Let me start by saying that StorageCraft ShadowProtect is not in the slightest way at fault for the story I’m about to relay. The customer who should know better is entirely at fault. Let this be a warning to users of ShadowProtect, that there are things you do not understand and you should not mess with at all.
We’ve got a client at Correct Solutions who has a number of servers in a datacentre (DC). This is an installation that we setup earlier this year and we’ve got ShadowProtect doing the backups of the virtual servers running on Hyper-V to a local location at the DC. We are using Continuous Incrementals because they are well suited to allow us to replicate the small incremental files offsite to a DR location that they have. Continuous Incrementals are cool technology because they take one base file and then smaller incrementals after that point. ImageManager is then used to roll up those small incrementals into consolidated daily, weekly and monthly images. It’s a cool system really and one I’ve used for a number of years in many client environments.
Back to this client, we have ImageManager at the DC that does the image consolidation and replication to the ShadowStream server at the remote DR location and it’s been working pretty well for a number of months. The files in the DC effectively are replicated to the remote DR site so that we can quickly bring things up should a major event happen. The client has their own IT Manager handling things on a day to day basis and so we’re called in to help when things are not working. Yesterday he called up – apparently the ShadowProtect backups are failing on the servers at the DC. We take a look at it and we find that it looks like a stack of files including the base images are missing from the DC location. We then check and find a similar (not the same) number of files are missing from the remote location. This is pretty strange as we only ever replicate the small incremental files from the DC to the DR location and if a file is deleted from the DC location it’s never automatically deleted from the DR location unless ImageManager tells it to be… in which case the files in the DC and DR locations would be identically deleted… which it was not. Ok – so that means someone or something else deleted the files… We did some further checking and could see that the client logged onto the DC servers AFTER the 9am backup and BEFORE the 10am backup… the 10am backup was the first one to fail. The client of course says he did not delete the files at all, but in passing mentions about cleaning old files… CLICK…. Yup – what he did was to look at the files in the backup folder. Below is a screenshot from one of my own servers that I’ve had using ShadowProtect since mid 2010.
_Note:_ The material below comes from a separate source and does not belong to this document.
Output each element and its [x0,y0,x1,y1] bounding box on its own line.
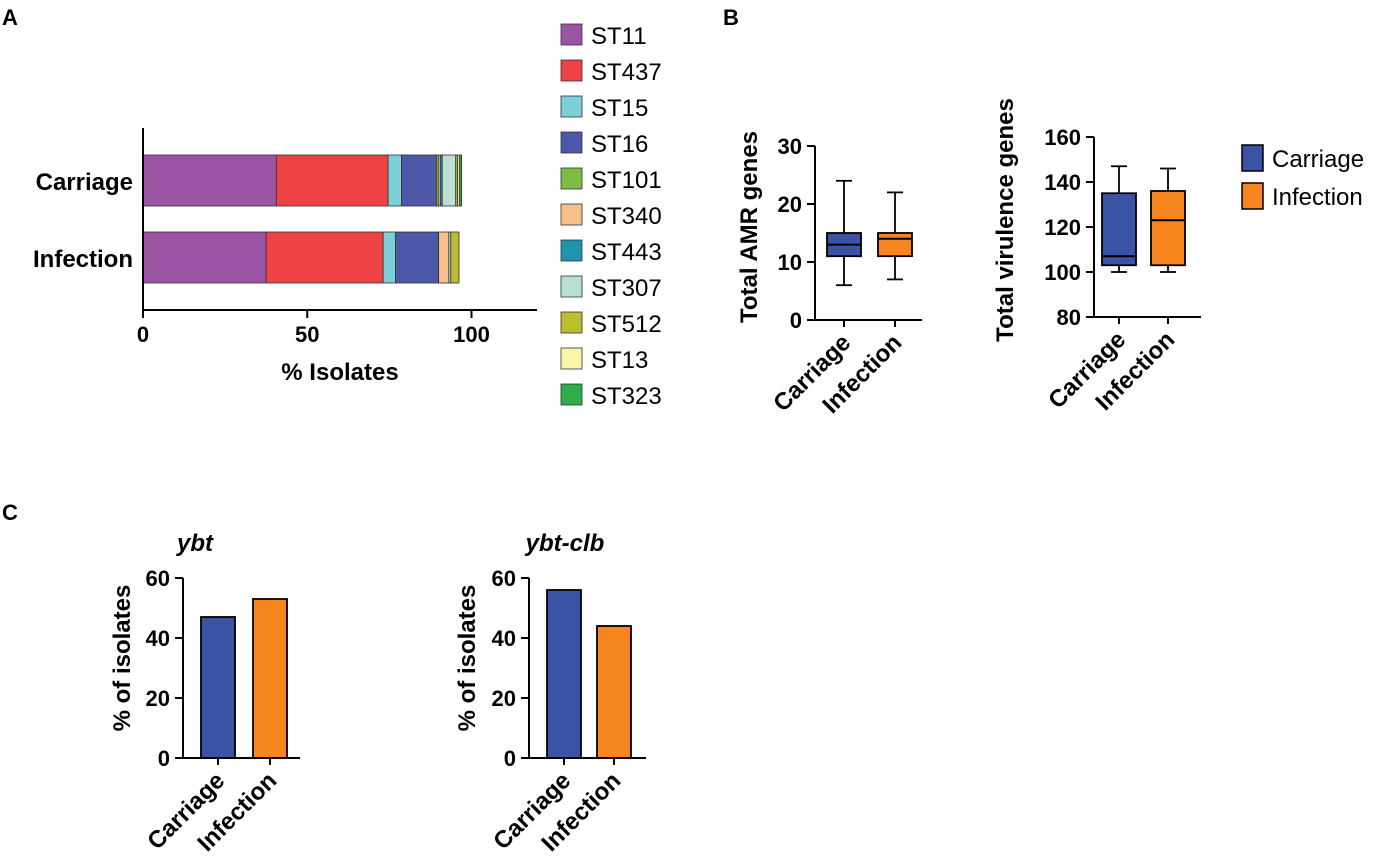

You can see the file ending in SPF – it’s the first full backup of this volume – note it’s 168GB in size. The other SPI files are the incrementals or in this case the consolidated incrementals that are the rolled up incrementals for later backups. In order to restore any file from backup, you need the SPF and all the SPI files forward until today. Now – notice the time stamps on the files. The Base SPF file was created on 25th July 2010 – and has not been changed since then. The SPI files have been changed after that to incorporate the consolidation of the incrementals in accordance with the ImageManager plans that I configured. You see the –i109-cd-cm.spi file – it’s not been touched since 6th October 2010 – that’s again due to the consolidation and retention settings I’ve configured. This is all good and everything works fine.
Back to this customer… what I believe is that he saw that there were a heap of files not touched for some time and he deleted them all… ouch… that is how he broke ShadowProtect. To make it worse – he ALSO deleted them from the DR site. Naturally the client denies this entirely, but I’m pretty sure that this is what happened as ImageManager was NOT configured to delete things like the base files etc and I’ve used ImageManager enough to know it won’t mess up like that.
How do we fix it for this client? Well luckily the solution is simple… delete EVERYTHING and start again with new Base Images (SPF). Then allow those to replicate to the DR site and everything will be good. ImageManager needs to be enabled to replicate the base files, but this is a minor config change we can do. The faster way would be to grab a USB hard drive and copy the Base Images (over 300GB in this case) and then take that to the DR site to seed the DR server. We’re waiting on the clients decision for this.
Long story short – don’t mess with ShadowProtect SPF and SPI files unless you know EXACTLY what you are doing. This client has lost his entire backup history for the past 6 months as a result of what he did. ShadowProtect and ImageManager will handle things just fine for the most part if you leave them well enough alone. I hope this story can help others better understand WHY some files look like they’ve not been touched and better understand the relationship between the files.